As Peter Schjeldahl notes, “It’s as if he crossed a bridge, and burned it, and then buried the river. His use of the ceramic vessel…doesn’t so much take off from the form’s history, as teach that history to mean something novel.”
“When my work is successful, there’s an organic fusion between the surface and the color.”
“I like to work in series or groups of work,” he would say. “I can learn where I’m going faster that way.”
As Price once said to Billy Al Bengston, in Price’s own patois, “I go de out by going de in.” This strategy reflects the accommodation made by Robert Irwin, Michael Heizer, James Turrell, and Walter De Maria to the difficulty of making sculpture in the American West—the problem being that the sky always wins, that the void invariably preempts the volume.

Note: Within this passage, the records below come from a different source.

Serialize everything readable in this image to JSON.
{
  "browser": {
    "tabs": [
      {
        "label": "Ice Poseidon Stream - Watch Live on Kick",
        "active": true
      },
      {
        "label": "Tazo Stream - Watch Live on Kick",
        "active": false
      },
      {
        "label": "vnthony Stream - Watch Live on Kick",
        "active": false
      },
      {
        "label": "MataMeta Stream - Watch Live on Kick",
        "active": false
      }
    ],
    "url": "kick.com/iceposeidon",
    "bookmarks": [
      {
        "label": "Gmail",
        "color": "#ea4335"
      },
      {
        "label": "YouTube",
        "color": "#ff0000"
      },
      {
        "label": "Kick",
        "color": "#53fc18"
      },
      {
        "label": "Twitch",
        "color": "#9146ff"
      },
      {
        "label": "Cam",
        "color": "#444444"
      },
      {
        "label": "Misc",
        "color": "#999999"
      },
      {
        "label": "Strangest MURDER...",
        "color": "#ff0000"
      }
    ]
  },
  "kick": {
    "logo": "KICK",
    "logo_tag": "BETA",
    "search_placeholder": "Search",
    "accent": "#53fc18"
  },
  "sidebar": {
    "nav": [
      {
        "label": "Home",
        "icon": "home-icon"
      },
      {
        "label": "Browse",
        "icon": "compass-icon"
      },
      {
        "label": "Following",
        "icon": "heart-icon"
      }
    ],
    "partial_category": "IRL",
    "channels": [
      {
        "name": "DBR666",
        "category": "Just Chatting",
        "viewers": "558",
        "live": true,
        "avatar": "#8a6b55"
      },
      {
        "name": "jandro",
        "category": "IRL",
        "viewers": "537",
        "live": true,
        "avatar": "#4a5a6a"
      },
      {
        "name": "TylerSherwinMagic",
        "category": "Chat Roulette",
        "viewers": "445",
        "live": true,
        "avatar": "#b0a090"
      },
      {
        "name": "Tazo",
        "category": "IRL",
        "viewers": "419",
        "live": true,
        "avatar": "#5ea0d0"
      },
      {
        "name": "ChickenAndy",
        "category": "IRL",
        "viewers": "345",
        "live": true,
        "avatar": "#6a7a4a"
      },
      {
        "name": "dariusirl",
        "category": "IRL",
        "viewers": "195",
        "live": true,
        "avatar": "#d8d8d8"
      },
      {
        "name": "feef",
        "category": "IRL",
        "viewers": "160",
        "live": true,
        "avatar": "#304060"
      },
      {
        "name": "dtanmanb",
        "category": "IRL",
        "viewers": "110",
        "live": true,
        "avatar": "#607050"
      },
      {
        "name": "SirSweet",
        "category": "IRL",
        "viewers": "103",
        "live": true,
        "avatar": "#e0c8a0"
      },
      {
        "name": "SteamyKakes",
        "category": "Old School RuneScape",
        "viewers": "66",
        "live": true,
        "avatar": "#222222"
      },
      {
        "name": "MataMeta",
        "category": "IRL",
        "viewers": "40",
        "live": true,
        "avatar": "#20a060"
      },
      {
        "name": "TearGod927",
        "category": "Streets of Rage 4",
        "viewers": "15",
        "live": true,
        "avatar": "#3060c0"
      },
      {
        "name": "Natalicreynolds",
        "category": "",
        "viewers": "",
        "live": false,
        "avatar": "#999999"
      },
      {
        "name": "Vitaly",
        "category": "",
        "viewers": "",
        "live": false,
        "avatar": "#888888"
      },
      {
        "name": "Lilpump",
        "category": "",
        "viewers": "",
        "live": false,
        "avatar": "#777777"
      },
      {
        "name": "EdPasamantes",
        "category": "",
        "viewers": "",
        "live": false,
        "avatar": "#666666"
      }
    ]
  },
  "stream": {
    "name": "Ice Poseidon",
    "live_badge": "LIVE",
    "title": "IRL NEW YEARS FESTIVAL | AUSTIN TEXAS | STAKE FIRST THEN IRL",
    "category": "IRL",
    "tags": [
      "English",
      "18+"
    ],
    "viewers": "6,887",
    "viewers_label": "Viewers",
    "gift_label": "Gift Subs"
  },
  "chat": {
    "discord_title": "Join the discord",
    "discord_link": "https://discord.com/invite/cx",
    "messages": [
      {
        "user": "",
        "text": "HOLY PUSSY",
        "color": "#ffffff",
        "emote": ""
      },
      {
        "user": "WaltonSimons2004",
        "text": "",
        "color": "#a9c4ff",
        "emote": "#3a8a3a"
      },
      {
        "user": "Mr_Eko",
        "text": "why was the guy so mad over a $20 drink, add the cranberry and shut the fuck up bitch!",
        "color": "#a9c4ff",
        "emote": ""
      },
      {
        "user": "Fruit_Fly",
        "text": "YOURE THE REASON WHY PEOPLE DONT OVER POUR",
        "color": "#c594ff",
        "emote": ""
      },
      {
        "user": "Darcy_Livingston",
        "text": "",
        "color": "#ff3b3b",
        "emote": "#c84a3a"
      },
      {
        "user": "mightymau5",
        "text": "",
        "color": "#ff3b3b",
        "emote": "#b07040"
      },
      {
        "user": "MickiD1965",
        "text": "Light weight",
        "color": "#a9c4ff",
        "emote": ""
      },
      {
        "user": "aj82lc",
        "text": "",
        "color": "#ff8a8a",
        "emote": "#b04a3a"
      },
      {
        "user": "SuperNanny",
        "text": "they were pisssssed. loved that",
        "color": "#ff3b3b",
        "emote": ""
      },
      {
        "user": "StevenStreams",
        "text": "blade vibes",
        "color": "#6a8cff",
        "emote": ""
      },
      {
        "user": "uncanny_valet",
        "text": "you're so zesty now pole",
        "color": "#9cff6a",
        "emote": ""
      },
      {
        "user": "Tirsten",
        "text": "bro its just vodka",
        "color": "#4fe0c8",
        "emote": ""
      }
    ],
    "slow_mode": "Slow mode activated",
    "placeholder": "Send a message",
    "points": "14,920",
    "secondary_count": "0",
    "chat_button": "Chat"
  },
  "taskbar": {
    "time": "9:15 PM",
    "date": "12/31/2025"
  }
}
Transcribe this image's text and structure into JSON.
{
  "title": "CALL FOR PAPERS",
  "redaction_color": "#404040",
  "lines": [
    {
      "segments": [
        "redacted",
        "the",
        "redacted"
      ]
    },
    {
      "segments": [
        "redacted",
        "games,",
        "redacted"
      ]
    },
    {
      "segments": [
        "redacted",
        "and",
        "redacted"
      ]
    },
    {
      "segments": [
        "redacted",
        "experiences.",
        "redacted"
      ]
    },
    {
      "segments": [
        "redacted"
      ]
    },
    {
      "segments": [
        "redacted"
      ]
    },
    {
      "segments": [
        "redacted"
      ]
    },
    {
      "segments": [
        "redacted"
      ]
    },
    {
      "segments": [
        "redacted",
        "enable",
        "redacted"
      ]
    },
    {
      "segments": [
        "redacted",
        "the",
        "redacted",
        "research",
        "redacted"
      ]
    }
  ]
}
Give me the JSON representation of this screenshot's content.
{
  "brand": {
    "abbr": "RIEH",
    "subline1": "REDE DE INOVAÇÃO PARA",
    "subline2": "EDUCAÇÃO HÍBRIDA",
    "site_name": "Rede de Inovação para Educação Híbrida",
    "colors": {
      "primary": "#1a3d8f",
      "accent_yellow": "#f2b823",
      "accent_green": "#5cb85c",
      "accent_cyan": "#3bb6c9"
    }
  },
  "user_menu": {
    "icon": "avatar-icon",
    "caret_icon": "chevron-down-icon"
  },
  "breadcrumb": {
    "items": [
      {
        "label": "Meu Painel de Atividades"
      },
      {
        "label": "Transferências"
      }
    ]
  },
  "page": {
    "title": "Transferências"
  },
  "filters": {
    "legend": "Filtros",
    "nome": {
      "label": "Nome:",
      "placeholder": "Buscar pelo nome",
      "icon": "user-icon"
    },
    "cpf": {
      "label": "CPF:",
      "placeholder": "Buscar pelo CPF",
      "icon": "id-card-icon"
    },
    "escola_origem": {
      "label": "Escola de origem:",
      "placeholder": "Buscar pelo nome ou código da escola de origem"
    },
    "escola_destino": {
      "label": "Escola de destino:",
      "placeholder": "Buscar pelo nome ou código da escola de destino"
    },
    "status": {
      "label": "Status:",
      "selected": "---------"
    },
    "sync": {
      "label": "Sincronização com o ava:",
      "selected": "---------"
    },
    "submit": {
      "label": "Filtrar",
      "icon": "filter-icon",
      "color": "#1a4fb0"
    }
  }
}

Price is less accessible as an artist because the contemporary art world, remodeled by public money, bad education, ill-gotten gains, and tax breaks for the rich—driven by fashion fantasies, gossip, auction scams, and raw box-office data—has virtually exploded…As a consequence, by tearing down the walls, we have, well, torn down the walls that provided a fragile refuge for civilizing endeavors like Price’s. We have ceded commentary and coverage to the blare of popular media—to the ad pages of theoretical magazines, to public museums, the popular press, the social media, and to universities, which Susan Sontag rather shrewdly observed are little more than pale appendages of popular culture.
Nuance, delicate or less so, is not much in vogue these days.
“I was in pursuit of my own direction and tried to resist hooking up with some movement as a way of getting attention for my work and being seen as cool and cutting edge. But I noticed those movements were coming and going kind of fast.”
Vija Celmins, in conversation with Ken Price: “I remember Brancusi said, ‘Art should be like a well planned crime.’ Which is to say that you don’t discuss it before, and you don’t talk much about it afterwards either.”
Strong words in those last four paras, D. They resonate deeply here.
Yesterday I watched a brilliant doco on the British painter – stained glass artist Brian Clarke. His words are echoed here, in your own as well as those of Price and Celmins. “No compromise!”
Thank you for another inspiring post – and for reinstating the “like” button!